1. This is a revision petition filed against the order of remand made by the learned District Judge of Chingleput in regard to the concurrent order of eviction made by the Rent Controller, Chingleput, and the appellate authority, the learned Subordinate Judge of Chingleput under the Madras Buildings (Lease and Rent Control) Act.
2. The facts are : The petitioner, landlord, before me, filed an application before the Rent Controller for eviction of the respondent, tenant, from his house on the two grounds permissible under the Act cited above, viz., wilful default in payment of rent and that he (landlord) required the premises for his bona fide occupation. The tenant could be evicted under either of these grounds. Both the Rent Controller and the Appellate Authority found that the tenant was plainly guilty of wilful default in the payment of rent. Therefore, they ordered eviction of the tenant. In the revision provided under Section 12-B of Act, viz., empowering the District Judge to call for and examine the records relating to any order or proceeding under this Act for the purpose of satisfying himself as to the legality or propriety of such order or proceeding, the learned District Judge, without applying his mind at all to the question whether the eviction ordered on the ground of wilful default was illegal or irregular or improper, set aside the orders of the lower Courts and remanded the matter for fresh disposal by the Rent Controller, in the light of the observations made by him, viz., that the application should have been disposed of also on the other ground for eviction raised but not gone into because the ground of wilful default was sufficient for disposal of the eviction petition. Thereupon the present revision petition has been preferred to this Court.

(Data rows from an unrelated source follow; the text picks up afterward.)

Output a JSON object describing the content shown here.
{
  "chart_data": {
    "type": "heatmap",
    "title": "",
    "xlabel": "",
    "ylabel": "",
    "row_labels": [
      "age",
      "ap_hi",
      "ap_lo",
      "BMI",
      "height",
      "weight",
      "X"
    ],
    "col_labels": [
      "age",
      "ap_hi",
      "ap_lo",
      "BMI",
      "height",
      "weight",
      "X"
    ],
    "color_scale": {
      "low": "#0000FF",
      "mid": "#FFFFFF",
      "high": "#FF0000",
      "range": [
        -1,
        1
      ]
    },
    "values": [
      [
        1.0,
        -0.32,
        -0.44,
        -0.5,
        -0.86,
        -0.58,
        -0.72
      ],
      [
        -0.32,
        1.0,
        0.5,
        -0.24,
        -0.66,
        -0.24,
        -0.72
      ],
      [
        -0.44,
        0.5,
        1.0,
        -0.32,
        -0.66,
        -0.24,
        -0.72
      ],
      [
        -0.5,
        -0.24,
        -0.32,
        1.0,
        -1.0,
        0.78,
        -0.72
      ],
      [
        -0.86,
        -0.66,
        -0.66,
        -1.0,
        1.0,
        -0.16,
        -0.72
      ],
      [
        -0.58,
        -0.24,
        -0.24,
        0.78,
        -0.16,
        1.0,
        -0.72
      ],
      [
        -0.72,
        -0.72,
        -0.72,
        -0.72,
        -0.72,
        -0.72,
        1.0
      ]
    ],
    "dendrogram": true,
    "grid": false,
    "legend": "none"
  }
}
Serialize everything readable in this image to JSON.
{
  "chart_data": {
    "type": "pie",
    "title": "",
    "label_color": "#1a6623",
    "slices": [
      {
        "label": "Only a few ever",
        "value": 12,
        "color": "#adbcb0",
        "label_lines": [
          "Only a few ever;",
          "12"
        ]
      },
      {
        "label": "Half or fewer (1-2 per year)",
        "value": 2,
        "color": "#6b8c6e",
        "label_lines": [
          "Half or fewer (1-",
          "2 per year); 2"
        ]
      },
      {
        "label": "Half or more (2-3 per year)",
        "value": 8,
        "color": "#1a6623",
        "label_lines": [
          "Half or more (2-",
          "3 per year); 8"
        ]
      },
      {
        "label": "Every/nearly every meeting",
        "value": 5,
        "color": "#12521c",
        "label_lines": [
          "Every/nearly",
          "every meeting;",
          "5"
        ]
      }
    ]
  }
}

3. The scope of revisional powers under this Act have been the subject-matter of repeated decisions the substance of which is that in revision it would not be proper for the revisional Court to substitute its own appreciation of the evidence in place of that of the Court below. The mere fact that if it had tried the case it would have come to a different conclusion on the facts would be no ground for interference with a finding of fact. The distinction between revision and appeal must be maintained and revisional proceedings should not be converted into an appeal. There can be no interference with findings of fact unless the finding has been reached by a consideration of irrelevant or inadmissible matter or it is so perverse that no reasonable person could have reached that conclusion. Unless there is something palpably wrong with the finding of facts which is backed by evidence a revisional Court should not interfere with it. There can be no interference on questions of law unless any provision has been misconstrued or there is an erroneous understanding of the law applicable to the matter. The powers under Section 12-B are intended to be exercised with a view to subserve and not defeat the ends of justice. Where, therefore, substantial justice has been rendered, the revisional Court will not interfere merely because it has jurisdiction to do so. These principles apply mutatis mutandis to the District Judge and High Court. The revisional powers, though wide, are discretionary and have got to be exercised not as a matter of course, but only in the interests of justice. It is not obligatory on the District Judge in every case when an application is made to it under Section 12-B (1) to call for the records. It is not necessary that in every case arising under Section 12-B (1) the District Judge must record his reasons for declining to interfere in revision; Balasubramania Pillai v. Govindarajulu Naidu (1955) 2 M.L.J. (N.R.C.) page 3 Shambagavalli v. Dana Lakshmi (1933) 2 M.L.J. (N.R.C.) page 21 In re Murugayya Pillai (1954) 2 M.L.J. 59 Krishnaveni Ammal v. Danushkoti Nadar C.R.P. No. 1241 of 1955 (1956) 2 M.L.J. (N.R.C.) page 57; Sasiwarana Thevar v. Ponnu : AIR1948Mad422 ) Edn. at pp. 177-178.
4. Bearing these principles in mind if we examine the facts of this case, we find that the remand ordered by the learned District Judge is thoroughly improper. The parties have been content to get the eviction matter disposed of on one of the two grounds put forward and the decision of one of which was sufficient for the disposal of the controversy. The Rent Controller in the last paragraph of his order states:
I therefore consider that the respondent has been guilty of wilful default in payment of rent to the petitioner, who is consequently entitled to an order of eviction. That being so, I do not think it is necessary for me to go into the second ground of application, viz., petitioner's requirement for the suit shop for the use of the estate.
The learned Appellate Authority, in paragraph 3 of his judgment, states:
The lower Court has not given a finding as regards the question whether the premises was required for the use of the petitioner and no arguments were also advanced before me in that respect. Therefore, I do not give any finding on this point.
In these circumstances the remand was improper and is not sustainable. When such is the case the fact that even the parties were not averse to a remand, lest probably worse might befall them, is no ground for a remand. Remand is an exercise of judicial discretion by the learned District Judge which cannot be abdicated, and in regard to which there can be no judicial self-abnegation and rested on the halfhearted acquiescence of the parties who might be fearful that if they appeared unduly obstructive to what the learned District Judge was thinking to be a proper course, worse might befall them.
5. In the result, the revision is allowed and in the circumstances without costs-The orders of the lower Court and the appellate Sub-Court are restored.